Kicillof aún no confirmó su candidatura presidencial para 2027. Aun así, el encuentro reunió a intendentes de su sello Movimiento Derecho al Futuro (MDF), obispos, jueces, rectores universitarios y representantes de la CGT y la CTA.
«En un contexto de mucha agresión y discursos vacíos, vengo a sumarme a este llamado para un diálogo plural», afirmó el gobernador. Agregó: «Es fundamental que en la Argentina volvamos a organizar nuestra sociedad en torno a la producción, al trabajo y al fortalecimiento de los lazos comunitarios».
El documento final del encuentro convoca al «diálogo social» para construir un «proyecto provincial y nacional» que haga al área metropolitana «socialmente justa». El texto cita al papa Francisco y advierte que «la política no debe someterse a la economía» ni al «paradigma eficientista de la tecnocracia».

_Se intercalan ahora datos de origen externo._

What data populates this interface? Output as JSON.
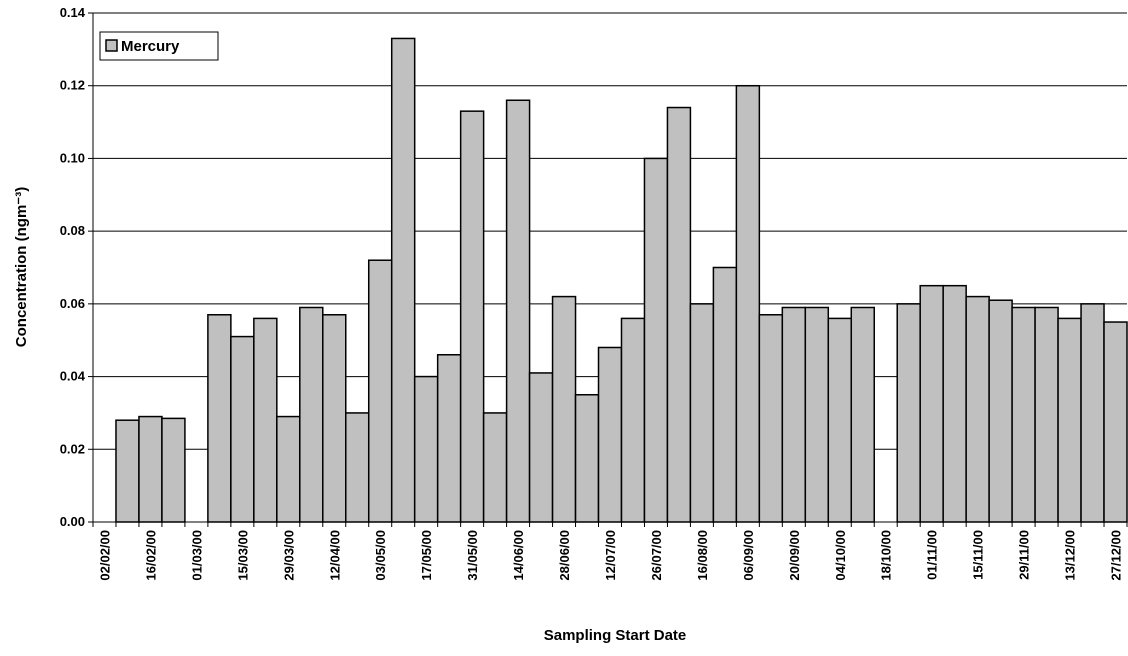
{
  "chart_data": {
    "type": "bar",
    "x_label": "Sampling Start Date",
    "y_label": "Concentration (ngm⁻³)",
    "categories": [
      "02/02/00",
      null,
      "16/02/00",
      null,
      "01/03/00",
      null,
      "15/03/00",
      null,
      "29/03/00",
      null,
      "12/04/00",
      null,
      "03/05/00",
      null,
      "17/05/00",
      null,
      "31/05/00",
      null,
      "14/06/00",
      null,
      "28/06/00",
      null,
      "12/07/00",
      null,
      "26/07/00",
      null,
      "16/08/00",
      null,
      "06/09/00",
      null,
      "20/09/00",
      null,
      "04/10/00",
      null,
      "18/10/00",
      null,
      "01/11/00",
      null,
      "15/11/00",
      null,
      "29/11/00",
      null,
      "13/12/00",
      null,
      "27/12/00"
    ],
    "series": [
      {
        "name": "Mercury",
        "color": "#c0c0c0",
        "values": [
          null,
          0.028,
          0.029,
          0.0285,
          null,
          0.057,
          0.051,
          0.056,
          0.029,
          0.059,
          0.057,
          0.03,
          0.072,
          0.133,
          0.04,
          0.046,
          0.113,
          0.03,
          0.116,
          0.041,
          0.062,
          0.035,
          0.048,
          0.056,
          0.1,
          0.114,
          0.06,
          0.07,
          0.12,
          0.057,
          0.059,
          0.059,
          0.056,
          0.059,
          null,
          0.06,
          0.065,
          0.065,
          0.062,
          0.061,
          0.059,
          0.059,
          0.056,
          0.06,
          0.055
        ]
      }
    ],
    "ylim": [
      0,
      0.14
    ],
    "yticks": [
      {
        "value": 0,
        "label": "0.00"
      },
      {
        "value": 0.02,
        "label": "0.02"
      },
      {
        "value": 0.04,
        "label": "0.04"
      },
      {
        "value": 0.06,
        "label": "0.06"
      },
      {
        "value": 0.08,
        "label": "0.08"
      },
      {
        "value": 0.1,
        "label": "0.10"
      },
      {
        "value": 0.12,
        "label": "0.12"
      },
      {
        "value": 0.14,
        "label": "0.14"
      }
    ],
    "grid": true,
    "legend": "top-left"
  }
}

El ministro bonaerense Gabriel Katopodis señaló «la aceleración del deterioro social que se vio en los últimos cuatro meses». Mencionó endeudamiento familiar, pluriempleo y mayor demanda de becas y comida en los barrios. La diputada Cecilia Moreau indicó que «la conducción y la línea fueron de la Iglesia».
Una fuente al tanto del encuentro remarcó «la ausencia del gobierno nacional en este tipo de tareas y la obra pública frenada». La misma fuente expresó «la esperanza de que esta situación se pueda revertir el año que viene», tras las elecciones presidenciales.
Entre los asistentes estuvieron la vicegobernadora Verónica Magario, intendentes del conurbano y representantes de la CAME.
Desde Pulso Global, el cuadro es claro. Kicillof construye su plataforma opositora bajo el techo de la Iglesia: un escudo simbólico difícil de atacar. El aparato estatal bonaerense —el más grande del país— moviliza intendentes, sindicatos y universidades públicas con recursos del contribuyente. El ajuste de Milei recorta gasto; Kicillof lo llama «deterioro social». El debate real es ese: quién paga la cuenta del Estado expandido que el kirchnerismo dejó como herencia.